Type y and press Enter to continue. All the Apache HTTP Server packages along with their dependencies will be removed from the system.

Removing Apache User and Group

Apache HTTP Server runs under the user and group, both named apache. The default home directory of user apache is /var/www/. It is provided by the package httpd.i686. Despite the package being removed, the directory is still there. Let us remove the user and group along with the home directory. In the terminal, execute the following command:

# userdel -r apache

  • -r: files in the user’s home directory will be removed along with the home directory itself and the user’s mail spool.

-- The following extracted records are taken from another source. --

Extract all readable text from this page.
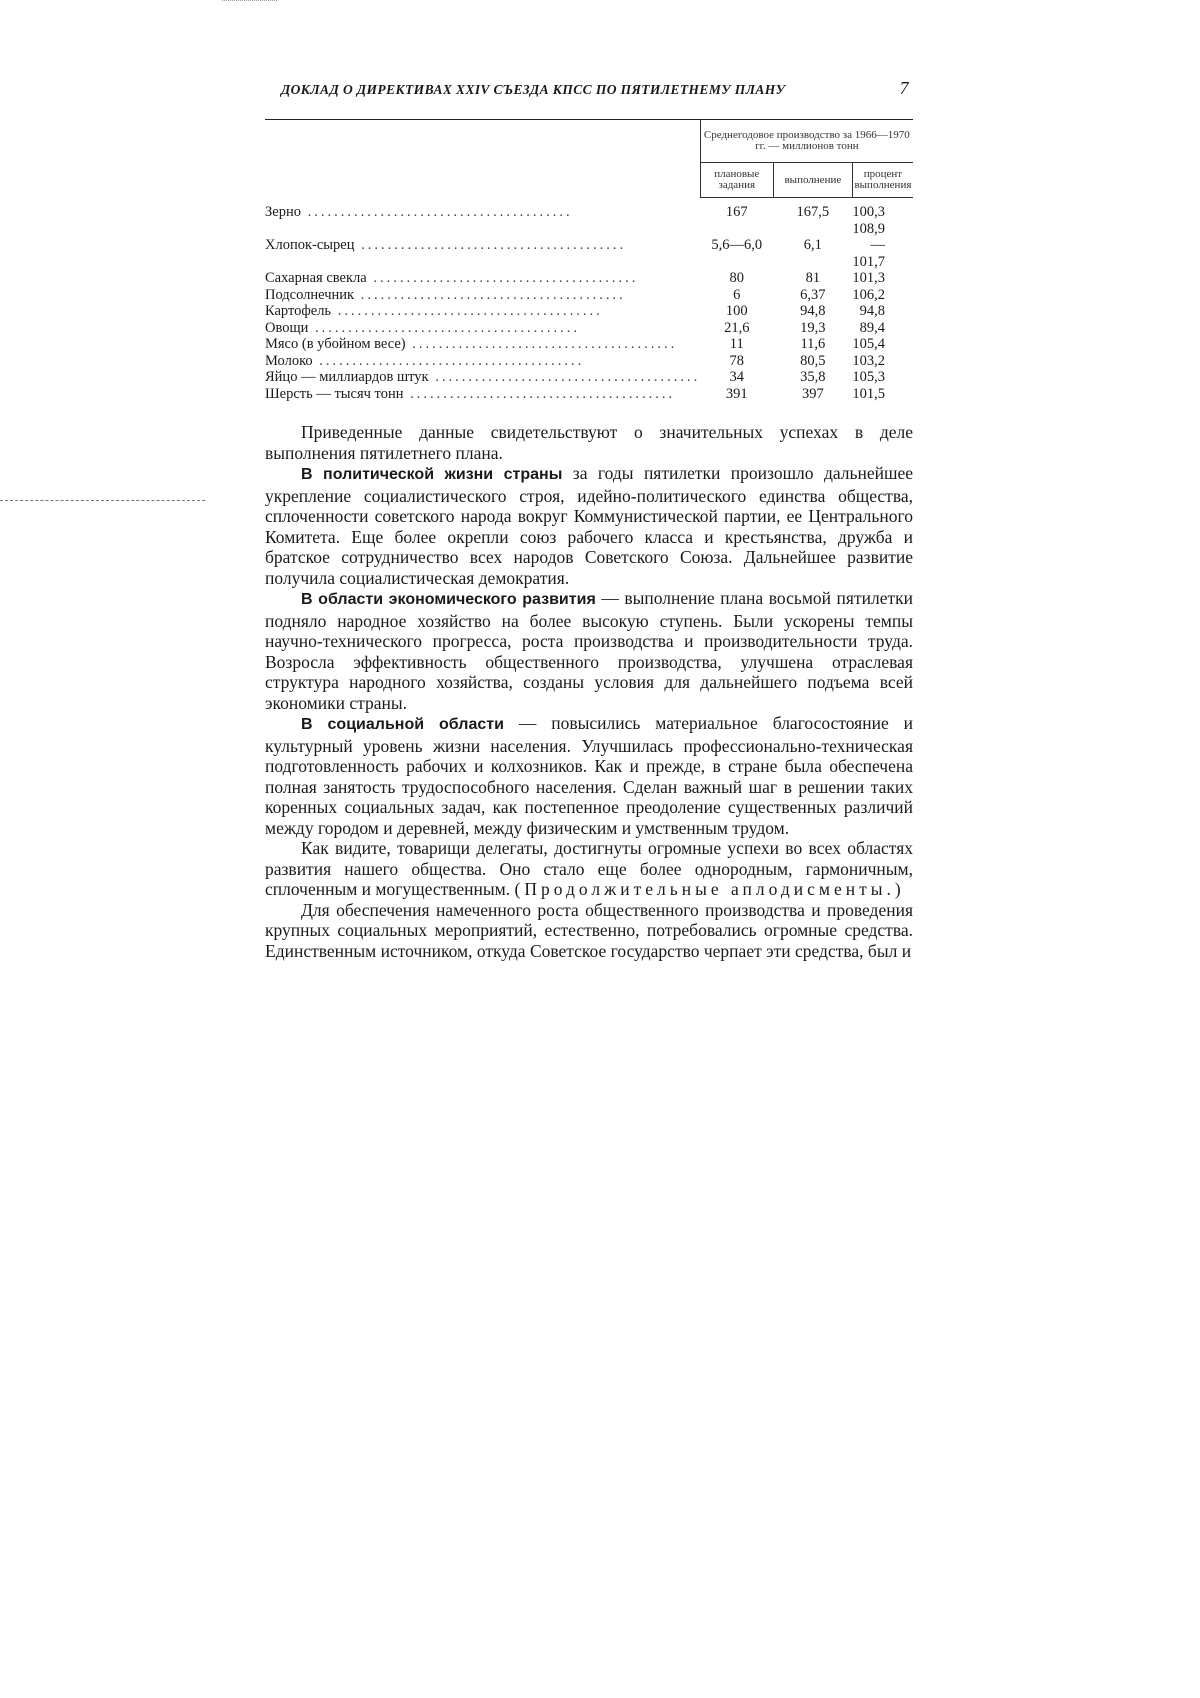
ДОКЛАД О ДИРЕКТИВАХ XXIV СЪЕЗДА КПСС ПО ПЯТИЛЕТНЕМУ ПЛАНУ	7
	Среднегодовое производство за 1966—1970 гг. — миллионов тонн		
	плановые задания	выполнение	процент выполнения
Зерно ........................................	167	167,5	100,3
Хлопок-сырец ........................................	5,6—6,0	6,1	108,9—101,7
Сахарная свекла ........................................	80	81	101,3
Подсолнечник ........................................	6	6,37	106,2
Картофель ........................................	100	94,8	94,8
Овощи ........................................	21,6	19,3	89,4
Мясо (в убойном весе) ........................................	11	11,6	105,4
Молоко ........................................	78	80,5	103,2
Яйцо — миллиардов штук ........................................	34	35,8	105,3
Шерсть — тысяч тонн ........................................	391	397	101,5

Приведенные данные свидетельствуют о значительных успехах в деле выполнения пятилетнего плана.

В политической жизни страны за годы пятилетки произошло дальнейшее укрепление социалистического строя, идейно-политического единства общества, сплоченности советского народа вокруг Коммунистической партии, ее Центрального Комитета. Еще более окрепли союз рабочего класса и крестьянства, дружба и братское сотрудничество всех народов Советского Союза. Дальнейшее развитие получила социалистическая демократия.

В области экономического развития — выполнение плана восьмой пятилетки подняло народное хозяйство на более высокую ступень. Были ускорены темпы научно-технического прогресса, роста производства и производительности труда. Возросла эффективность общественного производства, улучшена отраслевая структура народного хозяйства, созданы условия для дальнейшего подъема всей экономики страны.

В социальной области — повысились материальное благосостояние и культурный уровень жизни населения. Улучшилась профессионально-техническая подготовленность рабочих и колхозников. Как и прежде, в стране была обеспечена полная занятость трудоспособного населения. Сделан важный шаг в решении таких коренных социальных задач, как постепенное преодоление существенных различий между городом и деревней, между физическим и умственным трудом.

Как видите, товарищи делегаты, достигнуты огромные успехи во всех областях развития нашего общества. Оно стало еще более однородным, гармоничным, сплоченным и могущественным. (Продолжительные аплодисменты.)

Для обеспечения намеченного роста общественного производства и проведения крупных социальных мероприятий, естественно, потребовались огромные средства. Единственным источником, откуда Советское государство черпает эти средства, был и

Files located in other file systems will have to be searched for and deleted manually.

We will get the following error:

ERROR: userdel: /var/www not owned by apache, not removing

The user and group has been removed. Only thing remaining is the directory /var/www/. Let us remove it manually. In the terminal, execute the following command:

# rm -rfv /var/www

  • -r: remove directories and their contents recursively.
  • -f: ignore nonexistent files, never prompt.
  • -v: explain what is being done.

Removing extra files

We had removed the package httpd.i686. But the directories /etc/httpd/ and /usr/lib/httpd/ provided by it still exists. Let us remove them manually. In the terminal, execute the following commands:

# rm -rfv /etc/httpd
# rm -rfv /usr/lib/httpd

  • -r: remove directories and their contents recursively.
  • -f: ignore nonexistent files, never prompt.
  • -v: explain what is being done.

Removing Apache2 daemon

The first step is to stop any running instance of Apache2, because Apache2 will not be properly removed while it is running.

$ sudo service apache2 stop

Then uninstall Apache2 and its dependent packages. Use purge option instead of remove with apt-get command. The former option will try to remove dependent packages, as well as any configuration files created by them. In addition, use autoremove option as well, to remove any other dependencies that were installed with Apache2, but are no longer used by any other package.

$ sudo apt-get purge apache2 apache2-utils apache2.2-bin apache2-common
$ sudo apt-get autoremove

Finally, check if there is any configuration files or manual pages belonging to Apache2, which are still not removed.

$ whereis apache2
apache2: /etc/apache2

In this example, /etc/apache2 directory still exists. Since this directory (as well as any configuration files in it) is no longer necessary, go ahead and remove it manually.